Questions and answers about the profession of industrial climber
We have compiled some frequently asked questions about the profession of industrial climber and about training and further education for you in this section. Should you have any further questions, please do not hesitate to contact us.
Yes, in principle anyone who is at least 18 years old and mentally and physically able to do so can go through the training for an industrial climber. Please refer to the detailed descriptions of the individual courses to find out which special admission requirements you need to meet.
No, industrial climber is not a recognised occupation that requires formal training. Rather, it is an additional qualification that teaches how to use ropes and certain techniques to qualify for jobs to which conventional access is no longer possible.
No, a completed vocational training is not mandatory. However, industrial climbers are not only booked and paid for climbing but also for the craft, which is then practised at the “destination”. Industrial climbing is only the way to get to work, so to speak. Skilled craftsmanship and technical understanding are therefore important prerequisites for becoming an industrial climber. Those who also have team spirit, fun at heights, motivation and the ability to cope with mental and physical stress are in good hands with industrial climbing.
Surely it can’t hurt to already have an affinity for climbing and enjoy challenges at heights. However, the techniques and also materials are to a large extent completely different. Admittedly, a varied and exciting job, which has at least one thing in common with sport climbing or mountain sports: it is possible to reach areas that most people cannot reach so quickly.
Industrial climbing or rope access and positioning technology is a recognised and approved working procedure. Industrial climbers are used wherever access is not possible by conventional means. This can range from the assembly of advertising material or industrial cleaning, inspection and documentation work to onshore and offshore activities on wind turbine generators or expert opinions. The areas of application for industrial climbers are so varied that it is almost impossible to list them all. In the end, it is always the individual qualification and competence of the individual that determines the actual scope of duties.
This question cannot really be answered in clear cut terms. The earning potential depends on a variety of factors and not just on the type of work (self-employment or employment) but also on individual qualifications and skills and the resulting job opportunities.
When rope access and positioning techniques are used correctly and in accordance with standard rules and regulations, the type of work does not present a higher risk than other access methods. Certainly working at heights and depths, as well as in areas where there is a risk of falling, is potentially dangerous and there is always a residual risk, but ultimately everything comes down to thorough preparation. In addition to comprehensive training of the deployed personnel, this also means that hazard assessments, emergency and rescue concepts as well as clear work instructions are provided on site by the client or the supervising rope access technician.

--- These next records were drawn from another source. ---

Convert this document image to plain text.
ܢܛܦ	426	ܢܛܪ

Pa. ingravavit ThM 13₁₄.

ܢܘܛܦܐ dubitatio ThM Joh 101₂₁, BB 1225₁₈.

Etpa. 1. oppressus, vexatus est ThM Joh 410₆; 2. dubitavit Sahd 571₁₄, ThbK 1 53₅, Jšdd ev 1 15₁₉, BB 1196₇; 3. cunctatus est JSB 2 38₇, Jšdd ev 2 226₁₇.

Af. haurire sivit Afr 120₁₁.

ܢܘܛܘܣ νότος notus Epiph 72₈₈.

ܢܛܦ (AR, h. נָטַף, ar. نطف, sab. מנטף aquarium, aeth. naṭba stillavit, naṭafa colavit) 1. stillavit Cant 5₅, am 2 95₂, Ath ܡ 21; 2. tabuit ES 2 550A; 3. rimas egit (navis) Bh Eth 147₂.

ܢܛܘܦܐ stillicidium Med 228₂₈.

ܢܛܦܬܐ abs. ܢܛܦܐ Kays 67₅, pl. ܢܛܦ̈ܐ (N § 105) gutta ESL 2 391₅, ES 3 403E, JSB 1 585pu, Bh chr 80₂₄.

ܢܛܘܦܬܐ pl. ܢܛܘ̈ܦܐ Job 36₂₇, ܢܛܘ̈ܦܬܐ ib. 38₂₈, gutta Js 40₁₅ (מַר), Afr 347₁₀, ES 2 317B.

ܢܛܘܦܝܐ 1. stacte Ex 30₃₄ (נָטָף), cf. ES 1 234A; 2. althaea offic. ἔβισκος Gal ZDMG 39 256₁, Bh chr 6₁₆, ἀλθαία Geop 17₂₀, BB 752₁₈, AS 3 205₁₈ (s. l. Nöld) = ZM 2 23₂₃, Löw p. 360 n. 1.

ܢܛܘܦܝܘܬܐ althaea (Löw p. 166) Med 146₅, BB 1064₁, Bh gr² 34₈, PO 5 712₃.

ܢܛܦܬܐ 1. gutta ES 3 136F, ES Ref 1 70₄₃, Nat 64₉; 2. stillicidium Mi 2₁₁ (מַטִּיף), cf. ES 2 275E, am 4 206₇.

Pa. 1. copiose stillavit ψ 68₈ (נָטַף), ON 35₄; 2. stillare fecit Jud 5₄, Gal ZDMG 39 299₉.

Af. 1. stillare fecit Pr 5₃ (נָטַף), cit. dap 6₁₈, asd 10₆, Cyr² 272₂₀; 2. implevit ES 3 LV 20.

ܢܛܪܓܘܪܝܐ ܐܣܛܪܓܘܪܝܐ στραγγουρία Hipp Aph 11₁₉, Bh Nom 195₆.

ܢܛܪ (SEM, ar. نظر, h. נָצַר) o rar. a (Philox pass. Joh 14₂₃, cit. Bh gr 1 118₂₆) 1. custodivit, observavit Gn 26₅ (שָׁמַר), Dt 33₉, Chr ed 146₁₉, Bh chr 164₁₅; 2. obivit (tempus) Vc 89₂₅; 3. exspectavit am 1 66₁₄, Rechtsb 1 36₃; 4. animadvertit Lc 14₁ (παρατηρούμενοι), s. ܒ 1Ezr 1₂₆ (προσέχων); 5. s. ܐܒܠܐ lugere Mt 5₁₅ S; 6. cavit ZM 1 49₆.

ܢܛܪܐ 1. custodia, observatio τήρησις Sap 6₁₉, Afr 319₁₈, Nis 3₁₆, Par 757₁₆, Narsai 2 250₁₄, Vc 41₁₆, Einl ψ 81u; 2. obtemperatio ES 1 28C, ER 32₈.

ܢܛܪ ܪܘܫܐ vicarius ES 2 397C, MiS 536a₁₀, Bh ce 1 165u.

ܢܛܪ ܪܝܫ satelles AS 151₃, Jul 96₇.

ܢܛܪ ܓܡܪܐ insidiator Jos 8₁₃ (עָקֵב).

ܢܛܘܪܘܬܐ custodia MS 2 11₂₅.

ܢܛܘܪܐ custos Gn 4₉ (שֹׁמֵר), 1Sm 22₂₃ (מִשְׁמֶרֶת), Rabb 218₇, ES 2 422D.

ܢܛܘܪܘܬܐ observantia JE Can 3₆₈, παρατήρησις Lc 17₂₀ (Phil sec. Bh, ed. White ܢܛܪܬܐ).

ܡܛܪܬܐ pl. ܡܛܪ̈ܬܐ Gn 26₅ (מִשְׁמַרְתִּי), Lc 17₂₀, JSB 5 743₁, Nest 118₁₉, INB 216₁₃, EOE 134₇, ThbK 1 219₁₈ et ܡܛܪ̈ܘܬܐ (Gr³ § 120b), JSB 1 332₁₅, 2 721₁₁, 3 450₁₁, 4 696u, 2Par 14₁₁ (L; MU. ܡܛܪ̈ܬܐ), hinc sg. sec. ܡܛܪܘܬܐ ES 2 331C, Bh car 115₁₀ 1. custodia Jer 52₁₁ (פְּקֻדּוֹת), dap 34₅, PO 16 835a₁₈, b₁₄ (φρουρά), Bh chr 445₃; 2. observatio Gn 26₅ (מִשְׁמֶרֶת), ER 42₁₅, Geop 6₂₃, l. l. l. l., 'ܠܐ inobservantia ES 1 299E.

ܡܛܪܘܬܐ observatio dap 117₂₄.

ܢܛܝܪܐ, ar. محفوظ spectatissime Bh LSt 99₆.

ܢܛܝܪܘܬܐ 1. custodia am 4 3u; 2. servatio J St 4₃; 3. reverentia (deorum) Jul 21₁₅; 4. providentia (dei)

The detailed descriptions of our course offerings tell you which requirements you must meet or need before the course starts and how you can register. You start with the course “Rope Access and Positioning Procedures (RAP) Level 1” according to FISAT guidelines, which is the basic course for industrial climbers. After passing the exam, you will receive a certificate and an identity card from our professional association FISAT. You have now proved, under the supervision of an independent examiner, that you know and can apply the basic techniques of an industrial climber. However, the actual apprenticeship period only begins with the various operational assignments under the guidance of experienced colleagues. No job is like another! As an industrial climber, you have to meet the constantly changing requirements and challenges and continue to train yourself. True to the motto: standing still is a step backwards!